La délégation congolaise menée par Alphonse Claude N’Silou, ministre du Commerce, des Approvisionnements et de la Consommation, a été reçue à Alger par son homologue Kamel Rezig. Au-delà du caractère protocolaire, cette rencontre souligne la continuité entre chaînes d’approvisionnement civiles et chaînes de soutien militaire. À l’heure où la logistique est, selon la formule consacrée, le « nerf de la guerre », la tutelle du commerce apparaît comme un partenaire naturel de la Défense pour sécuriser la base industrielle et technologique nationale.

L’implication personnelle du ministre d’État conforte l’orientation présidentielle : multiplier les partenariats africains pour réduire les dépendances extrarégionales. En favorisant des contrats libellés en monnaies locales, encouragés par Afreximbank et par le Secrétariat général de la ZLECAf, Brazzaville se dote d’outils de protection contre les fluctuations monétaires susceptibles d’affecter les budgets de la Défense.

Synergies continentales pour la résilience stratégique

La présence de chefs d’État tels que Kaïs Saied, Mahamat Idriss Déby Itno ou Mohamed Ould Cheikh El-Ghazouani confère à l’évènement une dimension politique qui dépasse la seule vitrine commerciale. Les discussions bilatérales en marge de la foire constituent autant d’occasions d’harmoniser normes de certification, procédures douanières et plans de transport. À terme, ces convergences techniques renforcent l’interopérabilité entre armées africaines lors des opérations conjointes de maintien de la paix ou de sécurisation des corridors économiques.

La décision algérienne d’annuler 1,5 milliard de dollars de dettes détenues par quatorze pays africains témoigne également d’une solidarité budgétaire dont pourraient bénéficier des programmes capacitaires régionaux. La logique est simple : soulager des marges financières pour mieux réinvestir dans la modernisation des forces et dans la création d’emplois industriels à forte valeur ajoutée.

Perspectives pour l’appareil de défense national

En phase avec la Loi de programmation militaire nationale, qui insiste sur la maintenance conditionnelle et la montée en puissance des compétences locales, la participation à l’IATF 2025 ouvre un champ d’action supplémentaire. L’accès à un réseau de trente-cinq mille visiteurs professionnels autorise un repérage fin des fournisseurs africains capables de répondre aux exigences de qualité définies par les autorités congolaises.

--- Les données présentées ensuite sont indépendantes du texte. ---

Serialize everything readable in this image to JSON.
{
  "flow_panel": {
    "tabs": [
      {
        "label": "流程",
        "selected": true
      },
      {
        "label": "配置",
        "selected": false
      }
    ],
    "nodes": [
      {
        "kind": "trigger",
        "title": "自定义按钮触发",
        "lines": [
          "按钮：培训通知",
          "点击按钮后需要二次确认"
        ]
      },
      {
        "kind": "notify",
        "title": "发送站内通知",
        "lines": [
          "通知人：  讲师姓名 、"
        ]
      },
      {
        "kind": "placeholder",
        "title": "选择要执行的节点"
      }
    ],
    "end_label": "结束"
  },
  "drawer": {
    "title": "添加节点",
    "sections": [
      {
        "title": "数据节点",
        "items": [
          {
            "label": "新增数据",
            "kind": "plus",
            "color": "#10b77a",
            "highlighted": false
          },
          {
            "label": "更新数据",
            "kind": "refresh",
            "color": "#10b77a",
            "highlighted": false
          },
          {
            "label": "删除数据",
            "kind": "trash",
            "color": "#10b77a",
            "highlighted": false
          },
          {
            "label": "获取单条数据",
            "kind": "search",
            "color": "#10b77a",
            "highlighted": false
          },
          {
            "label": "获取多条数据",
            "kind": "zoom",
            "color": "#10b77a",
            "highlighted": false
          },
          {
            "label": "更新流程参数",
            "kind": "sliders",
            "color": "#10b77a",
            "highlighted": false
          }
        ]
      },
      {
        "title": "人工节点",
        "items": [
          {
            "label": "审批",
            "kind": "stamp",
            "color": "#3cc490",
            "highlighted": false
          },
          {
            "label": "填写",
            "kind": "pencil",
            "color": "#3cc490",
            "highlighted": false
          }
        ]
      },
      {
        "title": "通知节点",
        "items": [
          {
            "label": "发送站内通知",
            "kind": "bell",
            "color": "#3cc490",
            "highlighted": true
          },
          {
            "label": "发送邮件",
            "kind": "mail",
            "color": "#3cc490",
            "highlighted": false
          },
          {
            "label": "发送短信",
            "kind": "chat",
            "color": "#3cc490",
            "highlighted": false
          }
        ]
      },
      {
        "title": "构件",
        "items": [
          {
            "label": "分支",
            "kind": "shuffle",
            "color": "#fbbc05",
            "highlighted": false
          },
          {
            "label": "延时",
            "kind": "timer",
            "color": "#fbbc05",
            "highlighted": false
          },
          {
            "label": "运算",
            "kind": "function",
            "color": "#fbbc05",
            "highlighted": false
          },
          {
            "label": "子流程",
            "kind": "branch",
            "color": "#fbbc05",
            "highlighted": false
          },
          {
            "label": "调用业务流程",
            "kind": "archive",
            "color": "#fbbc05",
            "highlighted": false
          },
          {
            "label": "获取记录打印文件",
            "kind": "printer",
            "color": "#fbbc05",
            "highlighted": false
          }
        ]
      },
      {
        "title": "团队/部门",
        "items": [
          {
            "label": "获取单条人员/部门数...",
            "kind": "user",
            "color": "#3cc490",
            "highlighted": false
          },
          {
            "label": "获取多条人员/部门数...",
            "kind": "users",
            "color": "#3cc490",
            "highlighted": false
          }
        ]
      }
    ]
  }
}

À moyen terme, l’objectif est de consolider un écosystème régional qui assure la disponibilité des équipements, favorise le transfert de savoir-faire et soutienne l’innovation. L’arbitrage budgétaire entre engagement opérationnel et soutien à l’industrie sera d’autant plus soutenable que les solutions proviendront de circuits raccourcis, moins exposés aux tensions géostratégiques globales.

Ainsi, la Foire commerciale intra-africaine d’Alger, tout en demeurant un évènement économique de premier plan, s’impose également comme un jalon discret mais déterminant sur la route de la souveraineté sécuritaire du Congo. Sous l’autorité du Président Denis Sassou-Nguesso, la diplomatie économique se double d’une diplomatie capacitaire qui, à terme, consolidera la posture défensive du pays et la stabilité régionale.